Almost always if it is solvable by intersecting chord, it is solvable by Pythagoras as well.

I love the 2° method but the 1° is also beautiful.

A method 3: At 6:15, drop a perpendicular from E to OB. Label the intersection with CP as G and with OB as H. Note that EH and CP are perpendicular and, therefore, EPOH is a rectangle, so OP = GH and PG = OH.. ΔEGC is an isosceles right triangle with hypotenuse r, so length EG = EC = r/(√2). EH = EG + GH, but GH = OP = r, so EH = r + r/(√2) = r(1 + 1/(√2)). PG = CP - EC = r - r/(√2) = r(1 - 1/(√2)). However, PG = OH so OH = r(1 - 1/(√2)), Construct EO and note that it is a radius of the quarter circle, so has length 3. Consider right ΔEHO. Applying the Pythagorean theorem, (OH)² + (EH)² = (3)², (r(1 - 1/(√2))² + ( r(1 + 1/(√2)))² = 9, r²(1 - 2/√2 + 1/2) + r²(1 + 2/√2 + 1/2) = 9, 3r² = 9 and r² = 3. Compute area of semicircle from r² as at 14:20.

(3/2)π ?

interseco le equazioni x^2+y^2=9,y=-x+p..e trovo i 2 punti la cui distanza è 2r...e risulta 36-2q^2=4r^2,ma la retta y=-x+q passa per C(r,r),per cui q=2r...quindi 36-8r^2=4r^2...r^2=3..Ared=3π/2

Please also solve question of class10 or 11.

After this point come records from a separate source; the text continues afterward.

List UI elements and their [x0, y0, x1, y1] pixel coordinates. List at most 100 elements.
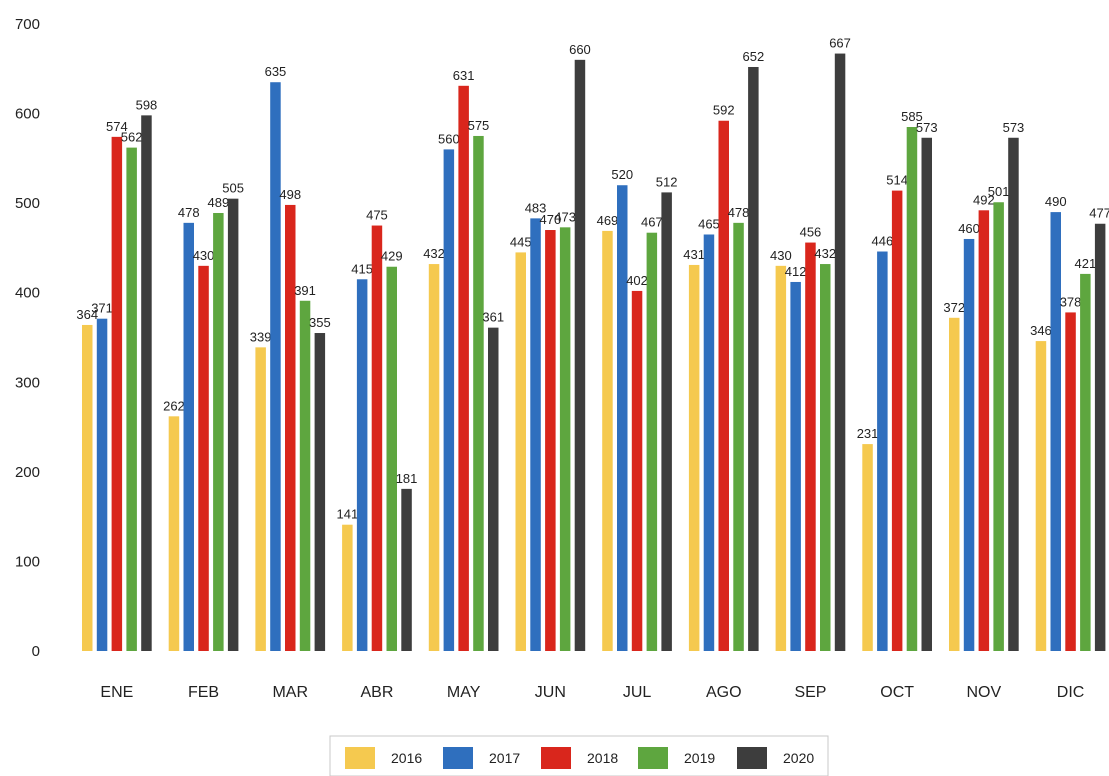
bar-dic-2016 — [1035, 341, 1047, 651]
bar-ene-2019 — [126, 147, 137, 651]
y-tick-label: 500 — [15, 195, 40, 212]
data-label-feb-2017: 478 — [178, 205, 200, 220]
legend-label-2019: 2019 — [684, 750, 715, 766]
bar-nov-2020 — [1008, 137, 1019, 651]
bar-jun-2019 — [559, 227, 571, 651]
data-label-jun-2016: 445 — [510, 234, 532, 249]
bar-jun-2017 — [530, 218, 541, 651]
bar-mar-2017 — [270, 82, 281, 651]
y-tick-label: 600 — [15, 106, 40, 123]
data-label-oct-2019: 585 — [901, 109, 923, 124]
bars: 3643715745625982624784304895053396354983… — [76, 36, 1109, 652]
bar-abr-2016 — [342, 524, 353, 651]
legend-swatch-2018 — [541, 747, 571, 769]
data-label-jun-2019: 473 — [554, 209, 576, 224]
data-label-nov-2018: 492 — [973, 192, 995, 207]
category-group-jul: 469 520 402 467 512 — [597, 167, 678, 652]
bar-abr-2018 — [371, 225, 383, 652]
bar-jun-2016 — [515, 252, 526, 651]
data-label-nov-2017: 460 — [958, 221, 980, 236]
data-label-ene-2018: 574 — [106, 119, 128, 134]
bar-mar-2020 — [314, 333, 326, 651]
legend-swatch-2017 — [443, 747, 473, 769]
x-tick-label: FEB — [188, 684, 219, 701]
bar-jul-2017 — [617, 185, 628, 651]
bar-oct-2016 — [862, 444, 873, 651]
data-label-abr-2020: 181 — [396, 471, 418, 486]
bar-feb-2019 — [213, 212, 224, 651]
data-label-ago-2016: 431 — [683, 247, 705, 262]
bar-nov-2019 — [993, 202, 1004, 652]
bar-abr-2017 — [356, 279, 368, 651]
data-label-mar-2019: 391 — [294, 283, 316, 298]
x-tick-label: SEP — [794, 684, 826, 701]
legend-label-2020: 2020 — [783, 750, 814, 766]
data-label-ago-2018: 592 — [713, 103, 735, 118]
data-label-jun-2017: 483 — [525, 200, 547, 215]
y-tick-label: 400 — [15, 285, 40, 302]
x-tick-label: JUL — [623, 684, 652, 701]
bar-ago-2020 — [748, 66, 759, 652]
bar-ene-2016 — [82, 324, 93, 651]
bar-abr-2019 — [386, 266, 397, 651]
x-tick-label: NOV — [967, 684, 1002, 701]
bar-ene-2020 — [141, 115, 152, 651]
bar-dic-2018 — [1065, 312, 1076, 651]
data-label-oct-2018: 514 — [886, 173, 908, 188]
data-label-feb-2020: 505 — [222, 181, 244, 196]
x-tick-label: ENE — [100, 684, 133, 701]
y-axis: 0 100 200 300 400 500 600 700 — [15, 16, 40, 660]
data-label-oct-2020: 573 — [916, 120, 938, 135]
legend-swatch-2020 — [737, 747, 767, 769]
bar-feb-2018 — [198, 265, 209, 651]
x-tick-label: MAR — [272, 684, 308, 701]
data-label-mar-2020: 355 — [309, 315, 331, 330]
bar-jun-2018 — [545, 230, 556, 651]
bar-jul-2020 — [661, 192, 672, 651]
y-tick-label: 0 — [32, 643, 40, 660]
bar-sep-2018 — [805, 242, 816, 651]
data-label-dic-2019: 421 — [1074, 256, 1096, 271]
bar-sep-2020 — [834, 53, 846, 651]
y-tick-label: 300 — [15, 374, 40, 391]
data-label-jul-2019: 467 — [641, 215, 663, 230]
data-label-may-2019: 575 — [468, 118, 490, 133]
y-tick-label: 700 — [15, 16, 40, 33]
x-tick-label: JUN — [535, 684, 566, 701]
data-label-abr-2018: 475 — [366, 208, 388, 223]
data-label-ago-2017: 465 — [698, 216, 720, 231]
data-label-dic-2020: 477 — [1089, 206, 1109, 221]
data-label-jul-2018: 402 — [626, 273, 648, 288]
bar-ago-2016 — [688, 264, 700, 651]
bar-may-2020 — [488, 327, 499, 651]
data-label-ago-2020: 652 — [742, 49, 764, 64]
bar-may-2017 — [443, 149, 455, 651]
category-group-mar: 339 635 498 391 355 — [250, 64, 331, 652]
data-label-sep-2016: 430 — [770, 248, 792, 263]
bar-feb-2020 — [227, 198, 239, 651]
bar-oct-2017 — [877, 251, 888, 652]
data-label-sep-2020: 667 — [829, 36, 851, 51]
data-label-jul-2017: 520 — [611, 167, 633, 182]
data-label-sep-2017: 412 — [785, 264, 807, 279]
category-group-dic: 346 490 378 421 477 — [1030, 194, 1109, 651]
data-label-jul-2016: 469 — [597, 213, 619, 228]
bar-ago-2017 — [703, 234, 715, 651]
data-label-ene-2017: 371 — [91, 301, 113, 316]
bar-feb-2016 — [168, 416, 180, 651]
bar-oct-2018 — [891, 190, 903, 652]
bar-may-2018 — [458, 85, 469, 652]
data-label-abr-2016: 141 — [336, 507, 358, 522]
data-label-feb-2016: 262 — [163, 398, 185, 413]
data-label-nov-2016: 372 — [943, 300, 965, 315]
x-tick-label: DIC — [1057, 684, 1085, 701]
legend-label-2017: 2017 — [489, 750, 520, 766]
data-label-feb-2018: 430 — [193, 248, 215, 263]
data-label-mar-2016: 339 — [250, 329, 272, 344]
bar-oct-2020 — [921, 137, 932, 651]
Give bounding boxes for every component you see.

Solution: R = radius of the quarter circle = 3, r = radius of the semicircle, M = center of the quarter circle, N = center of the semicircle, A = Point of contact with the semicircle at the top left, B = Point of contact of the semicircle at the bottom right, C = corner of the semicircle on the right, Because of the symmetry: Pythagoras: MN² = AN²+BN² = r²+r² = 2r² And another Pythagoras: MN²+NA² = MA² ⟹ 2r²+r² = R² ⟹ 3r² = 3² |/3 ⟹ r² = 3 ⟹ Area of the red semicircle = 3π/2 ≈ 4,7124

Generally r=R/sqrt(3).😊